CYRUS KABIRU: C-Sunners & Black Mamba

SMAC, Cape Town, South Africa
29 Jan 2015 - 14 Mar 2015

CYRUS KABIRU: C-Sunners & Black Mamba

Cyrus Kabiru 'Macho Nne 13' (detail), Vietnamese Mask, 2015, Pigment Ink on HPPremium satin Photographic Paper, 150 x 120 cm, courtesy of SMAC ART GALLERY

When I make these glasses I am Cyrus, the artist, but when I wear them I am a different person.

Cyrus Kabiru, 2015

C-Stunners & Black Mamba is Kenyan-based artist Cyrus Kabiru’s first solo exhibition in South Africa. Kabiru is rapidly gaining a reputation as one of Africa’s leading names associated with Afrofuturism. Highly individualistic, Kabiru creates intricate sculptural artworks from recycled materials that he finds throughout his hometown of Nairobi. Through his use of found materials, Kabiru creates a dialogue between his life story and the thriving African city in which he lives, allowing him to assert his identity in the present as well as explore his dreams of the future.

While his artworks, and particularly his ‘afrodazzled’ glasses, named ‘C-Stunners‘, are regarded as groundbreaking, Afrofuturism itself is not a new movement. The term can be traced back to the cultural critic Mark Dery’s essay Black to the Future (1993) that surveyed music, literature and art from the early 1970s. As an aesthetic, Afrofuturism draws influence from science fiction, fantasy and historical fiction as a way to interrogate both Africa’s history and its future, and traditionally has distinct performative and transformative aspects. These perspectives have allowed the movement to progress in playful and dramatic directions as illustrated by photographer Christina de Middel’s The Afronauts (a fictional commemoration of Zambia’s forgotten space programme) and American artist, Rammellzee’s suits of robotic battle armour.

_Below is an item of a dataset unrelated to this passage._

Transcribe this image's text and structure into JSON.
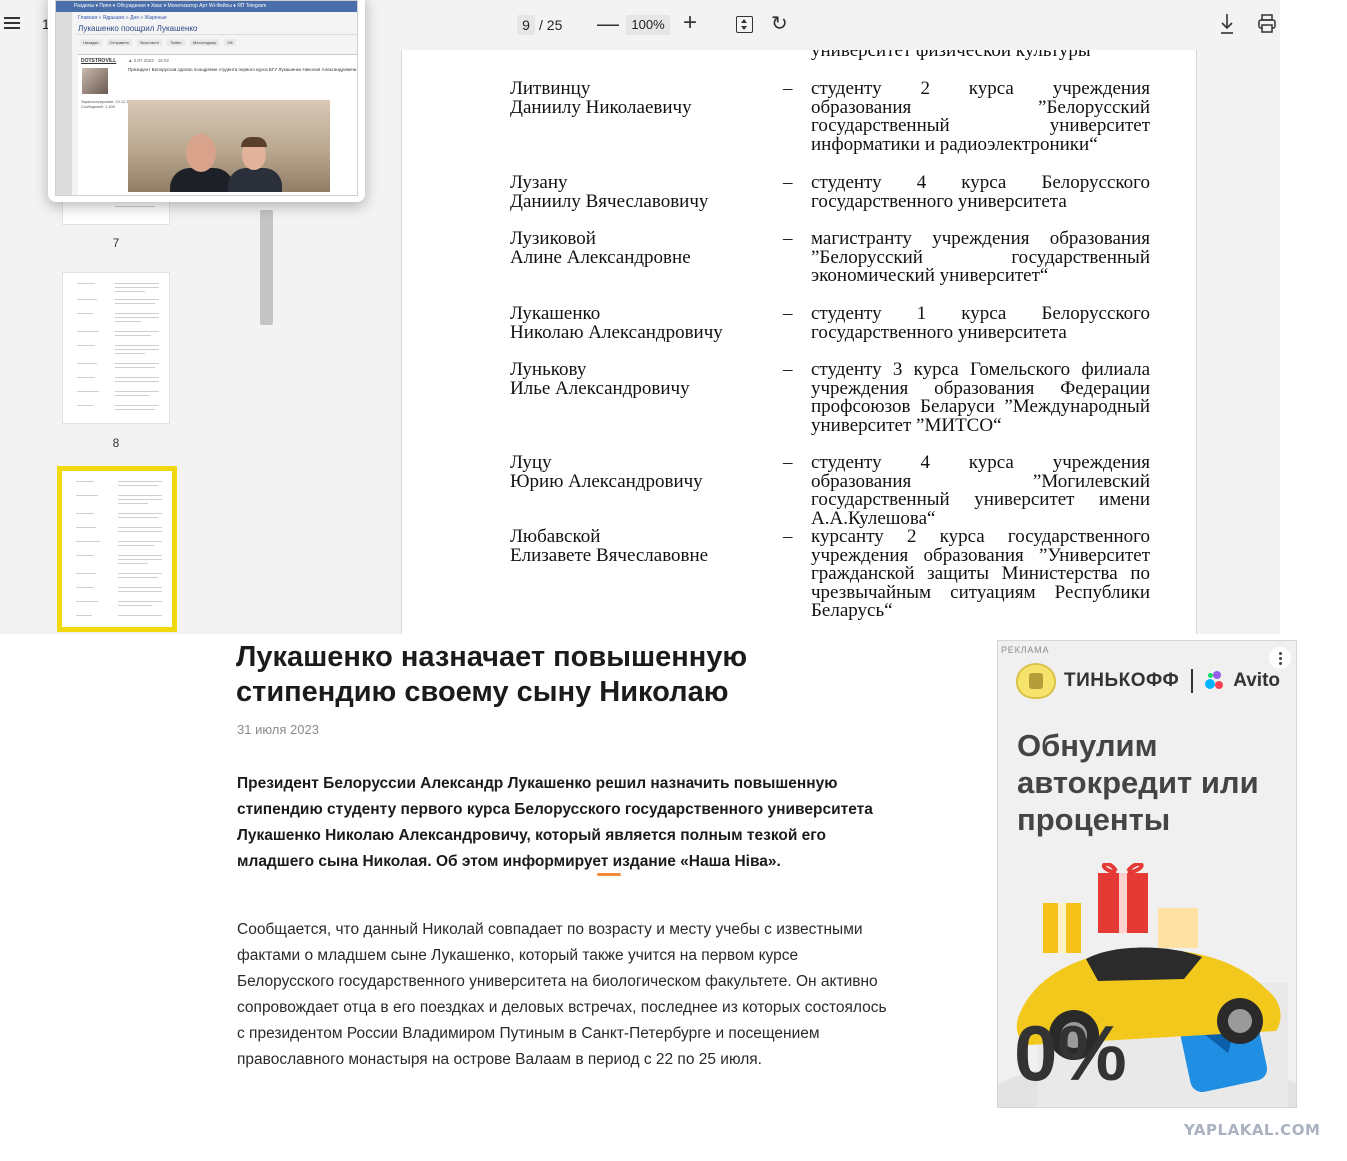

This exhibition also combines, for the first time, Kabiru’s ‘C-Stunners’, with his ‘Black Mambas’. These are fixed gear bicycles that have achieved an iconic status in Kenya as, for many years, these vehicles were an affordable and popular method of transport for the Kenyan population. Yet, as modernisation spreads through the African continent the ‘Black Mamba’ is being replaced by increasingly affordable scooters and motor cycles. In memory of these symbolic bicycles Kabiru has deconstructed the ‘Black Mamba’ and reimagined them as unique sculptural constructions celebrating the bicycle’s form and (non)function.

 

An innovative figure in Africa’s international presence, Cyrus Kabiru is included in Making Africa – A Continent of Contemporary Design at the prestigious Vitra Design Museum in Germany, which opens in March 2015. Curated by Amelie Klein with Okwui Enwezor as a consulting curator, the exhibition aims to illustrate the correlation between art and design, and economic and political change, whilst showcasing the expertise of creative practitioners in Africa.

 

Cyrus Kabiru was born in 1984 in Nairobi, where he still lives and works. His first solo exhibition was in 2008 at the Wasanii Workshop in Kenya and he has subsequently exhibited in England, the USA, Sweden, Holland, Italy, Turkey, South Africa and in his home country. Notable exhibitions include Upcoming in 2010 at the Kuona Trust in Nairobi and Cyrus Kabiru at the Kunstpodium T Gallery in Holland in 2011. Kabiru was awarded the Best Artist Innovation award at the Maker Fair and was celebrated by Guiness Africa and MTVBase in 2012. In 2013, Kabiru was a fellow at TED’s The Young, the Gifted, the Undiscovered in the USA. That same year, Kabiru also exhibited at the Lagos Photo Festival in Nigeria and his work formed part of Afrofuture: Adventure with Makers, Thinkers and Dreamers at Milan Design Week, Milan, Italy.